The Danakil Depression, located in the Afar region in northern Ethiopia, close the border of Eritrea and Djibouti. It has the record for averaging the hottest temperature on the planet, void of nearly all life, and a vast wasteland from horizon to horizon. So why would one come to a place like this? Simple, it boasts one of the worlds few and rare persistent lava lakes, with red hot magma bubbling close to the surface all year long. It’s also home to some of the most bizarre landscapes that looks more like Mars than Earth. Venturing into this abyss is not an easy task by any means, and requires a convoy of armed militia for protection.
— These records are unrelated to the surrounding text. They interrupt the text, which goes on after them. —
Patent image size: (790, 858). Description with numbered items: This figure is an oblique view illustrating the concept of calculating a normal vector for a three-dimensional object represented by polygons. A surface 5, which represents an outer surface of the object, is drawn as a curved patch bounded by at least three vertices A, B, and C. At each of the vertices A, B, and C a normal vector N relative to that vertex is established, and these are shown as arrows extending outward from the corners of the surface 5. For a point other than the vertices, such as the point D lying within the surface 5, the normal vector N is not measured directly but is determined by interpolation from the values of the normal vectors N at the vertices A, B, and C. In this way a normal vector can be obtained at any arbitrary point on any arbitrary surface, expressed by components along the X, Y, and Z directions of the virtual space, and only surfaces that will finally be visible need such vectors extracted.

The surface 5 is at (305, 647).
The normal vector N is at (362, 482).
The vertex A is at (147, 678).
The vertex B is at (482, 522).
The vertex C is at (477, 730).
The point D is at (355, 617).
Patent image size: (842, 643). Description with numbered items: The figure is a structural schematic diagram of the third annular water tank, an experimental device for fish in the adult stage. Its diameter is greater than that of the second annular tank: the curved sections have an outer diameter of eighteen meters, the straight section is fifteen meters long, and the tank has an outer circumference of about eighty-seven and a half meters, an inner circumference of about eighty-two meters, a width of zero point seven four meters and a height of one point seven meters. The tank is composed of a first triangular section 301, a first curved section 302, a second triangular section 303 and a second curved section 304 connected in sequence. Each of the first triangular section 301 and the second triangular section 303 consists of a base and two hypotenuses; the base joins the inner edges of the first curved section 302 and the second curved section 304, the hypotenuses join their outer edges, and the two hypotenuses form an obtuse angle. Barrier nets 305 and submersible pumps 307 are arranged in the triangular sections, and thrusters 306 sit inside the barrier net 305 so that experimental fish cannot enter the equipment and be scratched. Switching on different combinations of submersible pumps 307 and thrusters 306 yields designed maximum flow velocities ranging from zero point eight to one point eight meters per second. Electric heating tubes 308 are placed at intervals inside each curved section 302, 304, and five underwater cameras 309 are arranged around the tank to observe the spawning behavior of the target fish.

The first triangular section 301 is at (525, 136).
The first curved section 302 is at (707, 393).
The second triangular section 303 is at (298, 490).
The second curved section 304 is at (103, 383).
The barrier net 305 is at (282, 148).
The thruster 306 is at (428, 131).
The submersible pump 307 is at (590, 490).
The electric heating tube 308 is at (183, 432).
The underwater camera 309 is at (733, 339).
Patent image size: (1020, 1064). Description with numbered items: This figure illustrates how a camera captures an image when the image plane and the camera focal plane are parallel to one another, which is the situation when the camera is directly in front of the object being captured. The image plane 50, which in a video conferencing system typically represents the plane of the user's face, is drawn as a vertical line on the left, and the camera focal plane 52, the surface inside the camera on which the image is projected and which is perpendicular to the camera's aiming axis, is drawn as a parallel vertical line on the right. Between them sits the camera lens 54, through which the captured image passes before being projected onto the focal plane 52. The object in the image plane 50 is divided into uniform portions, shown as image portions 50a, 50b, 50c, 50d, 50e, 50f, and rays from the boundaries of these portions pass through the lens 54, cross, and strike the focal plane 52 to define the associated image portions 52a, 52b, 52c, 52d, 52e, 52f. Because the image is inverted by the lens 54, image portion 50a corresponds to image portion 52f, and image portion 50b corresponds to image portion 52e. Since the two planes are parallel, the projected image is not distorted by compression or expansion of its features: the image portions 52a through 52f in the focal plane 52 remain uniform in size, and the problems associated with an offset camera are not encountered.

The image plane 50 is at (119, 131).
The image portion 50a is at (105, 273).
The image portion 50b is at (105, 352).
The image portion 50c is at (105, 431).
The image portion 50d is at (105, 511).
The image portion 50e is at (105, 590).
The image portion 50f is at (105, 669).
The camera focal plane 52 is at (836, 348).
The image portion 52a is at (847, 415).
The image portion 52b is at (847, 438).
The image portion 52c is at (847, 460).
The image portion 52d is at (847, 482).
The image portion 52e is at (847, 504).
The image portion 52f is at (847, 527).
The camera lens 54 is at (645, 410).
Located deep within the desert plains is an island mountain where the volcanic terrain breaks out in a rainbow of colours. Here, pools of bubbling sulphuric acid (of a pH level below 1!) and iron, mix with the earth’s minerals, creating colourful pools of green, red, yellow, blue, and orange. In the midsts of one of the most dull and desolate places on the planet, sits one of the most colourful. Hot springs, smoking volcanic vents, coloured pools, jagged sharp rocks and more. Amazing!
Local Afar people believe that the salt of the Danakil was once all gold. Thousands upon thousands of tonnes of pure gold. Legend has it that Afar people once lived like royalty, but it turned them lazy and greedy, making them forget about God. So God punished them by turning all the gold to salt until a time that people are no longer greedy, in which the punishment can come to an end.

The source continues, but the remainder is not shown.